Compare the average rates of change for a square root function and a cube root func...

Calculate the average rate of change for $p(x) = \sqrt{x}+4$ and $f(x) = \sqrt[3]{x}+4$ over $[-4, -3]$. For $p(x)$, the average rate of change is $\frac{p(-3)-p(-4)}{-3-(-4)} = \frac{\sqrt{-3}+4 - (\sqrt{-4}+4)}{1}$, which is undefined. However, the graph shows $p(x)$ for $x \ge -4$. Assuming the graph is representative and the interval is meant to be within the domain, let's re-evaluate the problem.
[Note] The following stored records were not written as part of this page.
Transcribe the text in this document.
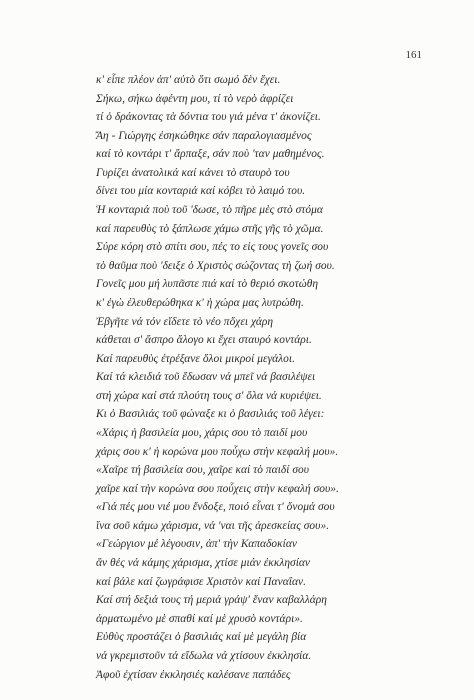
161
κ' εἶπε πλέον ἀπ' αὐτὸ ὅτι σωμό δὲν ἔχει.
Σήκω, σήκω ἀφέντη μου, τί τὸ νερὸ ἀφρίζει
τί ὁ δράκοντας τὰ δόντια του γιά μένα τ' ἀκονίζει.
Ἄη - Γιώργης ἐσηκώθηκε σάν παραλογιασμένος
καί τὸ κοντάρι τ' ἅρπαξε, σάν ποὺ 'ταν μαθημένος.
Γυρίζει ἀνατολικά καί κάνει τὸ σταυρὸ του
δίνει του μία κονταριά καί κόβει τὸ λαιμό του.
Ἡ κονταριά ποὺ τοῦ 'δωσε, τὸ πῆρε μὲς στὸ στόμα
καί παρευθὺς τὸ ξάπλωσε χάμω στῆς γῆς τὸ χῶμα.
Σύρε κόρη στὸ σπίτι σου, πές το εἰς τους γονεῖς σου
τὸ θαῦμα ποὺ 'δειξε ὁ Χριστὸς σώζοντας τὴ ζωή σου.
Γονεῖς μου μή λυπᾶστε πιά καί τὸ θεριό σκοτώθη
κ' ἐγὼ ἐλευθερώθηκα κ' ἡ χώρα μας λυτρώθη.
Ἐβγῆτε νά τόν εἴδετε τὸ νέο πὄχει χάρη
κάθεται σ' ἄσπρο ἄλογο κι ἔχει σταυρό κοντάρι.
Καί παρευθὺς ἐτρέξανε ὅλοι μικροί μεγάλοι.
Καί τά κλειδιά τοῦ ἔδωσαν νά μπεῖ νά βασιλέψει
στή χώρα καί στά πλούτη τους σ' ὅλα νά κυριέψει.
Κι ὁ Βασιλιάς τοῦ φώναξε κι ὁ βασιλιάς τοῦ λέγει:
«Χάρις ἡ βασιλεία μου, χάρις σου τὸ παιδί μου
χάρις σου κ' ἡ κορώνα μου ποὖχω στὴν κεφαλή μου».
«Χαῖρε τή βασιλεία σου, χαῖρε καί τὸ παιδί σου
χαῖρε καί τὴν κορώνα σου ποὖχεις στὴν κεφαλή σου».
«Γιά πές μου νιέ μου ἔνδοξε, ποιό εἶναι τ' ὄνομά σου
ἵνα σοῦ κάμω χάρισμα, νά 'ναι τῆς ἀρεσκείας σου».
«Γεώργιον μέ λέγουσιν, ἀπ' τὴν Καπαδοκίαν
ἄν θές νά κάμης χάρισμα, χτίσε μιάν ἐκκλησίαν
καί βάλε καί ζωγράφισε Χριστὸν καί Παναΐαν.
Καί στή δεξιά τους τή μεριά γράψ' ἕναν καβαλλάρη
ἁρματωμένο μὲ σπαθί καί μὲ χρυσὸ κοντάρι».
Εὐθὺς προστάζει ὁ βασιλιάς καί μὲ μεγάλη βία
νά γκρεμιστοῦν τά εἴδωλα νά χτίσουν ἐκκλησία.
Ἀφοῦ ἐχτίσαν ἐκκλησιές καλέσανε παπάδες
The graph shows points at $(-4, 0)$, $(-3, 1)$, $(0, 2)$, $(5, 3)$, $(12, 4)$. The average rate of change for $p(x)$ over $[-4, -3]$ is $\frac{p(-3)-p(-4)}{-3-(-4)} = \frac{1-0}{1} = 1$. For $f(x) = \sqrt[3]{x}+4$, the average rate of change over $[-4, -3]$ is $\frac{f(-3)-f(-4)}{-3-(-4)} = \frac{\sqrt[3]{-3}+4 - (\sqrt[3]{-4}+4)}{1} = \sqrt[3]{-3} - \sqrt[3]{-4} \approx -1.44 - (-1.59) = 0.15$. Thus, the square root function has a greater average rate of change.